I don't understand this still. If 15 -> 5 is possible why is 150 -> 5 not possible? If I can get any number of Makers to respond to a !fill request using just one commitment, can I not get all Maker UTXOs easily? For example if each Maker has 6 UTXOs I could do:

For each Maker (leaving out not relevant parts of the protocol):

If the !fill are sent in parallel to all Makers then a Taker can get up to 6 ulist from each Maker using only two Taker UTXO. Of course each ulist may not be unique but using different amount there is a good chance a Taker could get every UTXO a Maker would use for its next JMTX.

If my understanding is right then I would say the rate limit is not a really a limit for an attacker. Using 2 UTXO to get a good map of all Maker UTXOs is very low cost.

On your last points, proposing changes:

Re: use multiple times, I'm not really sure. Obviously you intend this as different from simply the fact that we can use the same utxo multiple times (with different commitments). Re: a time limit after first use, I'm not sure either.

My intuition is that further complexifying this already complex system is going to be really hard to reason about. The virtue of the current system is there is one item, and when it is seen, it is used. Broadcast in its simplest version.

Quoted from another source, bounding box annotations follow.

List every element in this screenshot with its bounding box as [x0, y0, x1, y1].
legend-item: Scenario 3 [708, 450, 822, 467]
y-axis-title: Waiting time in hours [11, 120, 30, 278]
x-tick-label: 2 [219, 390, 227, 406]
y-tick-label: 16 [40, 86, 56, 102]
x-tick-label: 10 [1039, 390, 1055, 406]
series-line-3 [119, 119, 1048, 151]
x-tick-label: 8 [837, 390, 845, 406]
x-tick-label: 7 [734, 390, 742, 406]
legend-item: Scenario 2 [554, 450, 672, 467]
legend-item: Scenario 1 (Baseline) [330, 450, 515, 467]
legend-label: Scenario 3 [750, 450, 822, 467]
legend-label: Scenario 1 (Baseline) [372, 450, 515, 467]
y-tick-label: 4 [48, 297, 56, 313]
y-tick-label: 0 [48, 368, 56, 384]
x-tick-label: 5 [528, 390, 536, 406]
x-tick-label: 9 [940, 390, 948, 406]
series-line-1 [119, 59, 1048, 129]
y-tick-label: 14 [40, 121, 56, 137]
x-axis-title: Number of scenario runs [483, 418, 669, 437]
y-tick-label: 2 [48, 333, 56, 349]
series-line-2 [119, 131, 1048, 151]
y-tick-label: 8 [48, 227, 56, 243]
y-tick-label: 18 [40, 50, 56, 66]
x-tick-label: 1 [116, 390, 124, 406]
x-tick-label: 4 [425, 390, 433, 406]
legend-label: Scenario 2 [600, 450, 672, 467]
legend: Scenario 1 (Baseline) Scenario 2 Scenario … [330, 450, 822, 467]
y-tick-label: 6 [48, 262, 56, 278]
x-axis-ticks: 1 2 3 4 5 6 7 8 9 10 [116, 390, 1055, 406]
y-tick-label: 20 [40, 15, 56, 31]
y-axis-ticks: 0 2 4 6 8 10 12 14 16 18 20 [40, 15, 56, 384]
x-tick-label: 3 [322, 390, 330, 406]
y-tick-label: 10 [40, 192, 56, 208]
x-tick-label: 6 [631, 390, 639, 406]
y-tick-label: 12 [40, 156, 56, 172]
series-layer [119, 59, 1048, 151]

Though I do like serial !fill better and think it is simpler overall I am willing to agree it is a matter of taste. However if my above understanding is right then I think the current rate limit is not really a sufficient limit. A switch to "broadcast immediately, add to blacklist immediately" with a limit on the number of times a commitment can be used would I think make the rate limit more of a limit and would also make serial !fill possible as an alternate Taker strategy. To be clear about my proposal, the idea is:

Makers would reject commitments after seeing them X times, e.g. X = 10.

With this setup Makers pause between receiving !fill and sending !ioauth in order to see any !hp2 from other Makers. The result is each <commitment> can only be used X times across all Makers and there is no race condition with parallel requests.

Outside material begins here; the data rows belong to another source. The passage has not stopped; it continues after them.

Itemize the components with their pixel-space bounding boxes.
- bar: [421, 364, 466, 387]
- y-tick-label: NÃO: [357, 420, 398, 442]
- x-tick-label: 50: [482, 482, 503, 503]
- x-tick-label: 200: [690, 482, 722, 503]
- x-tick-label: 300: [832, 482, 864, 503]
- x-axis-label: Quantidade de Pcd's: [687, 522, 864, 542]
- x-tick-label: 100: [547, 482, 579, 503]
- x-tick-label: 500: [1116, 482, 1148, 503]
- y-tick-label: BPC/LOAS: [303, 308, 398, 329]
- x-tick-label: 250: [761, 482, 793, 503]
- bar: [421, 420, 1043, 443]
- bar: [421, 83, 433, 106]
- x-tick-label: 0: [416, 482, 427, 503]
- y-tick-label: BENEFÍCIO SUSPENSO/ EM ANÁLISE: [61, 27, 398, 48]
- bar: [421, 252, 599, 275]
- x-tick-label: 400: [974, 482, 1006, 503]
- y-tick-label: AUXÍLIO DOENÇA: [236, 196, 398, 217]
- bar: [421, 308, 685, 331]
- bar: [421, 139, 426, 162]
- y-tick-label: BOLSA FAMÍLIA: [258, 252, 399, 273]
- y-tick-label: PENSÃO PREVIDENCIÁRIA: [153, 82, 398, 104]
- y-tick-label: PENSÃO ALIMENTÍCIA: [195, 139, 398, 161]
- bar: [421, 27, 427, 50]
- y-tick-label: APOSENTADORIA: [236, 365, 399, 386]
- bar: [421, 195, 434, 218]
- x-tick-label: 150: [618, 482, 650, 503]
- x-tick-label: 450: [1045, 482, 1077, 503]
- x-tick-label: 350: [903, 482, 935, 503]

AdamISZ commented 7 years ago

On your first scenario, yes, 1 taker utxo (so 3 taker commitments) can get 3 maker utxo lists from each maker. Re: 15->150, yes, within the limitations of the messaging layer (i.e. assuming it accepts this burst of broadcast traffic), you can get information from all makers this way.

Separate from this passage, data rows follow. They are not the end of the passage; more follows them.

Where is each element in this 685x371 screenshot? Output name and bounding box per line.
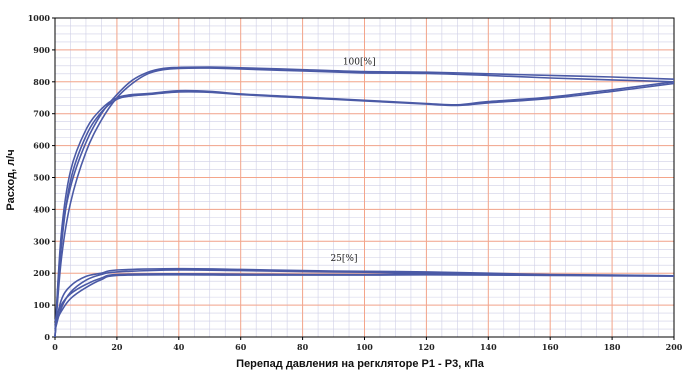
series-line-3: [54, 82, 675, 338]
x-tick-label: 0: [52, 342, 58, 352]
y-tick-label: 1000: [28, 13, 51, 23]
x-tick-label: 140: [480, 342, 497, 352]
annotations: 100[%] 25[%]: [330, 57, 375, 264]
series-line-1: [54, 67, 675, 338]
y-tick-label: 900: [33, 45, 50, 55]
x-tick-label: 20: [111, 342, 123, 352]
x-tick-label: 200: [666, 342, 683, 352]
y-tick-label: 200: [33, 268, 50, 278]
x-axis-label: Перепад давления на регкляторе Р1 - Р3, …: [236, 358, 485, 370]
y-tick-label: 300: [33, 236, 50, 246]
x-tick-label: 80: [297, 342, 309, 352]
x-tick-label: 120: [418, 342, 435, 352]
y-tick-label: 800: [33, 77, 50, 87]
x-tick-label: 40: [173, 342, 185, 352]
series-line-0: [54, 66, 675, 338]
y-tick-label: 500: [33, 173, 50, 183]
series-line-2: [54, 81, 675, 338]
y-tick-label: 0: [44, 332, 50, 342]
annotation-label: 100[%]: [343, 57, 376, 67]
x-tick-label: 160: [542, 342, 559, 352]
x-tick-labels: 0 20 40 60 80 100 120 140 160 180 200: [52, 337, 683, 352]
y-tick-label: 600: [33, 141, 50, 151]
y-tick-label: 100: [33, 300, 50, 310]
series-group: [54, 66, 675, 338]
x-tick-label: 100: [356, 342, 373, 352]
series-line-7: [54, 273, 675, 325]
y-axis-label: Расход, л/ч: [5, 149, 17, 210]
y-tick-label: 400: [33, 204, 50, 214]
x-tick-label: 180: [604, 342, 621, 352]
x-tick-label: 60: [235, 342, 247, 352]
annotation-label: 25[%]: [330, 254, 357, 264]
y-tick-labels: 0 100 200 300 400 500 600 700 800 900 1000: [28, 13, 55, 342]
y-tick-label: 700: [33, 109, 50, 119]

However, I don't think it does give them a good map. Most makers have lots of utxos (30-50 is not atypical), and selecting amounts to extract the maximum number of them is entirely non-trivial, since they only publish a max and min and you have no idea where the mixdepth boundaries are, nor do you know which selection algorithm they're using. And even if you did, you will still only get a subset. Moreover whatever you do get, as a snapshot, will not help much in identify cjouts unless you repeat the process again, after any new transactions. I'm sure you've read my "racing" blog post about this topic.

Interestingly, after the 0.2 update with this feature, I was checking for a long while, and I saw evidence highly suggestive of the fact that this attack stopped entirely, and didn't restart. Because of the "racing" nature of the attack, it would have to be done steadily, over time, if you wanted to get anywhere in finding cjouts. I'm of the opinion that the previously existing attackers abandoned it entirely, probably because they didn't want their own utxos leaking.

In recent months I see basically no started-but-not-completed transactions as a Maker (recently I've been doing about 10/day with very low fees). I do occasionally see "Authorisation failed" - but from debugging problems with people in IRC this seems to be mostly people trying to force through transactions by tweaking their utxo config variables in the config file. Failures from the tumbler will crash that side, if they don't edit the config, they won't get to the Maker (unless something is screwy with their blockchain interface giving them bad info, that can happen too).

I'm of the opinion that we should focus on the #693 thing; if it can be done in a sane way, I think we have a decent level of defence on both sides, albeit an attacker that doesn't mind leaking their utxos can still try this attack. Like I say, right now, it isn't happening.